IUPUI assistant professor earns NSF CAREER Award for research on the brain

Researcher becomes third NSF CAREER Award winner in Department of Computer and Information Science

An assistant professor of computer science at Indiana University-Purdue University Indianapolis (IUPUI) has earned the prestigious CAREER Award from the National Science Foundation (NSF) for research to identify the patterns by which neurons develop and connect to form a brain.

Gavriil Tsechpenakis, Ph.D., becomes the fifth faculty member in the School of Science at IUPUI currently working under an NSF CAREER Award. He is the third researcher in the Department of Computer and Information Science to receive the distinction, the highest honor given by the NSF in support of faculty members early in their careers who exemplify the role of teacher-scholars through outstanding research, excellent education and the integration of the two areas.

Tsechpenakis, who specializes in biomedical vision and computer imaging, will use the $600,000 award across five years to continue work he started years ago, first as part of a National Institutes of Health study of in-vivo, protein-to-protein interaction networks and later as part of an NSF-funded pilot study of brain structure at the single-cell level. Essentially, he now will study how neural circuits develop in fruit fly larvae to build a synaptic map of the very early stages of brain formation.

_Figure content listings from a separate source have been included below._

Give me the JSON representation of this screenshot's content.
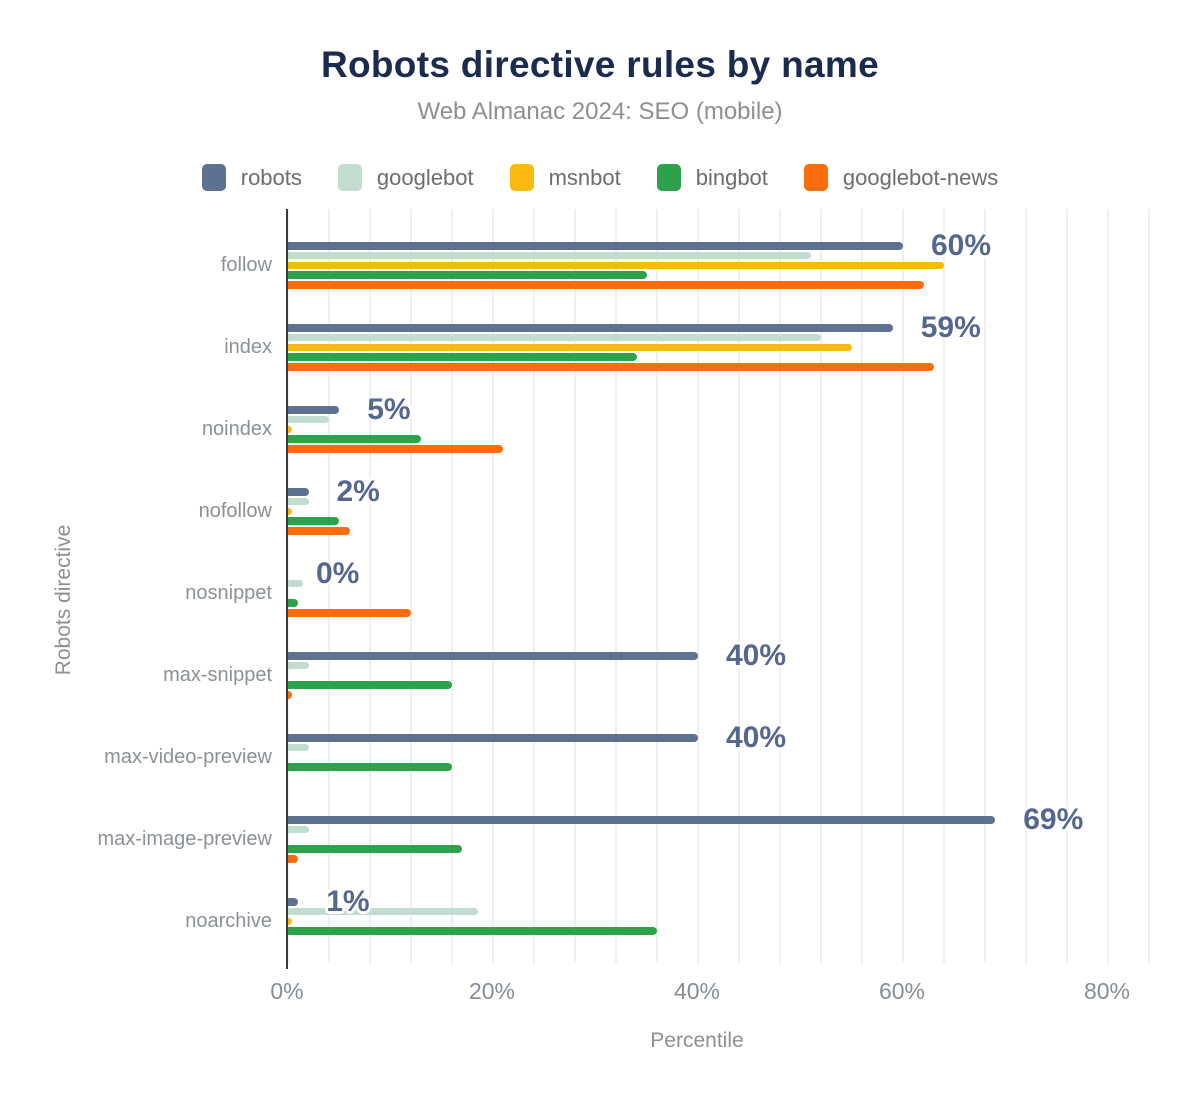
{
  "chart_data": {
    "type": "bar",
    "orientation": "horizontal",
    "title": "Robots directive rules by name",
    "subtitle": "Web Almanac 2024: SEO (mobile)",
    "xlabel": "Percentile",
    "ylabel": "Robots directive",
    "legend_position": "top",
    "grid": "minor vertical lines every 4%",
    "x_axis": {
      "tick_labels": [
        "0%",
        "20%",
        "40%",
        "60%",
        "80%"
      ],
      "tick_values": [
        0,
        20,
        40,
        60,
        80
      ],
      "max": 85.5
    },
    "categories": [
      "follow",
      "index",
      "noindex",
      "nofollow",
      "nosnippet",
      "max-snippet",
      "max-video-preview",
      "max-image-preview",
      "noarchive"
    ],
    "series": [
      {
        "name": "robots",
        "color": "#5f7191",
        "values": [
          60,
          59,
          5,
          2,
          0,
          40,
          40,
          69,
          1
        ]
      },
      {
        "name": "googlebot",
        "color": "#c0ddcf",
        "values": [
          51,
          52,
          4,
          2,
          1.5,
          2,
          2,
          2,
          18.5
        ]
      },
      {
        "name": "msnbot",
        "color": "#fbba12",
        "values": [
          64,
          55,
          0.4,
          0.4,
          0,
          0,
          0,
          0,
          0.4
        ]
      },
      {
        "name": "bingbot",
        "color": "#2fa14b",
        "values": [
          35,
          34,
          13,
          5,
          1,
          16,
          16,
          17,
          36
        ]
      },
      {
        "name": "googlebot-news",
        "color": "#fb6c0a",
        "values": [
          62,
          63,
          21,
          6,
          12,
          0.4,
          0,
          1,
          0
        ]
      }
    ],
    "value_labels": {
      "labeled_series": "robots",
      "labels": [
        "60%",
        "59%",
        "5%",
        "2%",
        "0%",
        "40%",
        "40%",
        "69%",
        "1%"
      ]
    }
  },
  "colors": {
    "title": "#1b2b4d",
    "subtitle_gray": "#8f8f8f",
    "axis_line": "#3b3b3b",
    "gridline": "#efefef",
    "value_label": "#55678f",
    "background": "#ffffff"
  }
}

"The object of this process is to create an image-based computational model of how synaptic connectivity is established in vivo during brain development," he said. "We are able to see how dendrites (signal transmitters branching out from neurons) are formed and study the dynamics of how these circuits are working."

The brain remains the most complex and least understood organ in the human body, consisting of billions of individual neurons. Tsechpenakis will examine neuron function at the single-cell level as well as the behavior of the connections between those individual cells.

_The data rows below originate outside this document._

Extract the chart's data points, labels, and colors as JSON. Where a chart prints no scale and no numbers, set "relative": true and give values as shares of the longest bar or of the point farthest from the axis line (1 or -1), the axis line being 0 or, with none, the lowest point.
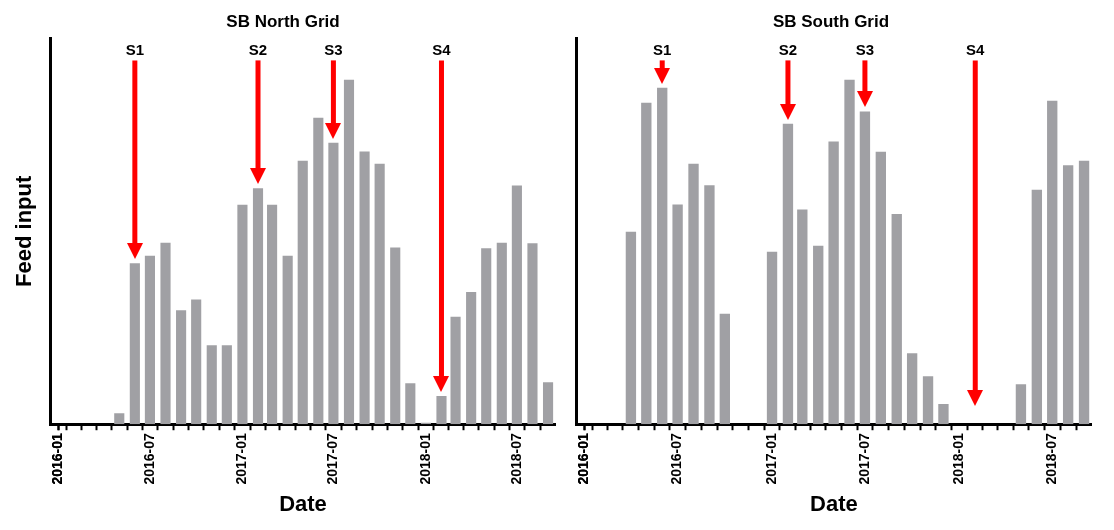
{
  "chart_data": [
    {
      "type": "bar",
      "title": "SB North Grid",
      "xlabel": "Date",
      "ylabel": "Feed input",
      "relative": true,
      "xlim": [
        "2015-12-16",
        "2018-09-16"
      ],
      "xticks": [
        "2016-01",
        "2016-07",
        "2017-01",
        "2017-07",
        "2018-01",
        "2018-07"
      ],
      "x": [
        "2016-05",
        "2016-06",
        "2016-07",
        "2016-08",
        "2016-09",
        "2016-10",
        "2016-11",
        "2016-12",
        "2017-01",
        "2017-02",
        "2017-03",
        "2017-04",
        "2017-05",
        "2017-06",
        "2017-07",
        "2017-08",
        "2017-09",
        "2017-10",
        "2017-11",
        "2017-12",
        "2018-01",
        "2018-02",
        "2018-03",
        "2018-04",
        "2018-05",
        "2018-06",
        "2018-07",
        "2018-08",
        "2018-09"
      ],
      "series": [
        {
          "color": "#a0a0a4",
          "values": [
            0.032,
            0.467,
            0.489,
            0.527,
            0.331,
            0.362,
            0.229,
            0.229,
            0.637,
            0.685,
            0.637,
            0.489,
            0.765,
            0.89,
            0.817,
            1,
            0.792,
            0.756,
            0.513,
            0.119,
            0.004,
            0.082,
            0.312,
            0.384,
            0.511,
            0.527,
            0.693,
            0.525,
            0.122
          ]
        }
      ],
      "ref_lines": [
        {
          "axis": "x",
          "value": "2016-06",
          "label": "S1",
          "color": "#ff0000"
        },
        {
          "axis": "x",
          "value": "2017-02",
          "label": "S2",
          "color": "#ff0000"
        },
        {
          "axis": "x",
          "value": "2017-07",
          "label": "S3",
          "color": "#ff0000"
        },
        {
          "axis": "x",
          "value": "2018-02",
          "label": "S4",
          "color": "#ff0000"
        }
      ]
    },
    {
      "type": "bar",
      "title": "SB South Grid",
      "xlabel": "Date",
      "relative": true,
      "xlim": [
        "2015-12-16",
        "2018-09-16"
      ],
      "xticks": [
        "2016-01",
        "2016-07",
        "2017-01",
        "2017-07",
        "2018-01",
        "2018-07"
      ],
      "x": [
        "2016-04",
        "2016-05",
        "2016-06",
        "2016-07",
        "2016-08",
        "2016-09",
        "2016-10",
        "2017-01",
        "2017-02",
        "2017-03",
        "2017-04",
        "2017-05",
        "2017-06",
        "2017-07",
        "2017-08",
        "2017-09",
        "2017-10",
        "2017-11",
        "2017-12",
        "2018-05",
        "2018-06",
        "2018-07",
        "2018-08",
        "2018-09"
      ],
      "series": [
        {
          "color": "#a0a0a4",
          "values": [
            0.559,
            0.933,
            0.977,
            0.638,
            0.756,
            0.694,
            0.321,
            0.501,
            0.872,
            0.623,
            0.518,
            0.821,
            1,
            0.908,
            0.791,
            0.61,
            0.206,
            0.139,
            0.059,
            0.116,
            0.681,
            0.939,
            0.752,
            0.765
          ]
        }
      ],
      "ref_lines": [
        {
          "axis": "x",
          "value": "2016-06",
          "label": "S1",
          "color": "#ff0000"
        },
        {
          "axis": "x",
          "value": "2017-02",
          "label": "S2",
          "color": "#ff0000"
        },
        {
          "axis": "x",
          "value": "2017-07",
          "label": "S3",
          "color": "#ff0000"
        },
        {
          "axis": "x",
          "value": "2018-02",
          "label": "S4",
          "color": "#ff0000"
        }
      ]
    }
  ]
}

The research will analyze these developments for up to four consecutive days, which will allow the changes to be observed as the organism develops and as it reacts to any environmental changes. The research also will explore how the brain compensates when synapses are lost or destroyed, perhaps during a significant trauma or injury.

"We hope to understand how the brain works at a very low level," he added. "Instead of studying the responses of the brain, we are examining what causes these responses."

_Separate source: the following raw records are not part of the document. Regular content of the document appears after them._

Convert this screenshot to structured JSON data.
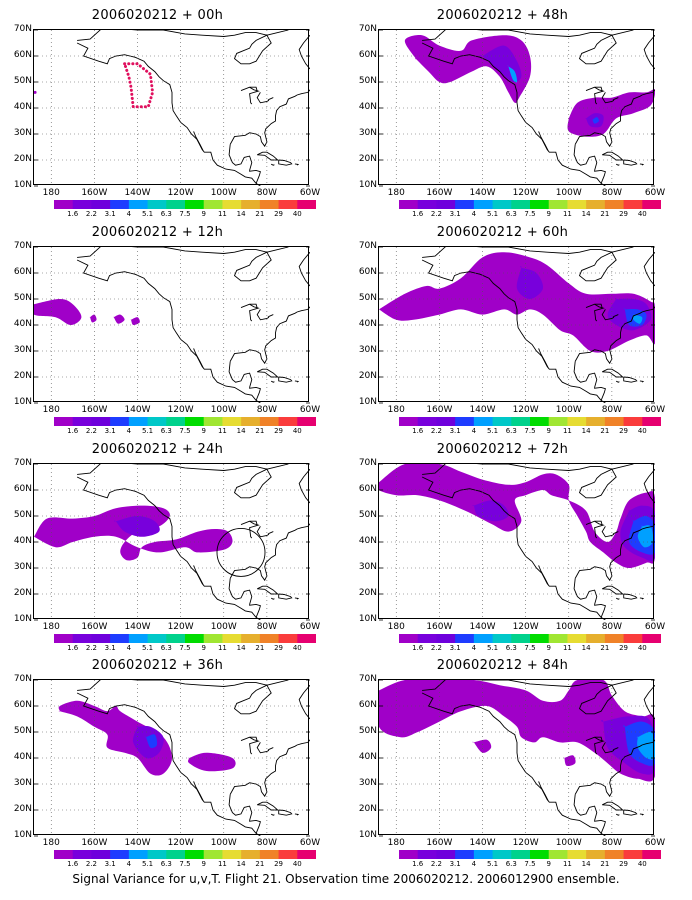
{
  "figure": {
    "caption": "Signal Variance for u,v,T. Flight 21. Observation time 2006020212. 2006012900 ensemble.",
    "latitude_labels": [
      "70N",
      "60N",
      "50N",
      "40N",
      "30N",
      "20N",
      "10N"
    ],
    "longitude_labels": [
      "180",
      "160W",
      "140W",
      "120W",
      "100W",
      "80W",
      "60W"
    ],
    "colorbar": {
      "labels": [
        "1.6",
        "2.2",
        "3.1",
        "4",
        "5.1",
        "6.3",
        "7.5",
        "9",
        "11",
        "14",
        "21",
        "29",
        "40"
      ],
      "colors": [
        "#a000c8",
        "#7800dc",
        "#6e00dc",
        "#1e3cff",
        "#00a0ff",
        "#00c8c8",
        "#00d28c",
        "#00dc00",
        "#a0e632",
        "#e6dc32",
        "#e6af2d",
        "#f08228",
        "#fa3c3c",
        "#e60070"
      ]
    },
    "panels": [
      {
        "title": "2006020212 + 00h"
      },
      {
        "title": "2006020212 + 48h"
      },
      {
        "title": "2006020212 + 12h"
      },
      {
        "title": "2006020212 + 60h"
      },
      {
        "title": "2006020212 + 24h"
      },
      {
        "title": "2006020212 + 72h"
      },
      {
        "title": "2006020212 + 36h"
      },
      {
        "title": "2006020212 + 84h"
      }
    ]
  }
}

Answering long-standing questions in these areas could help advance greatly the field of neuroscience and could lead to advancements in human brain treatments in the areas of aging, disease, drug treatment and injury recovery.

The NSF requires that CAREER Awards, in part, be distributed for outreach programs designed to create research opportunities for students. Tsechpenakis said he hopes the funding will help create internships for high school students, allow for student travel to academic conferences and support graduate student and post-doctoral research in the department.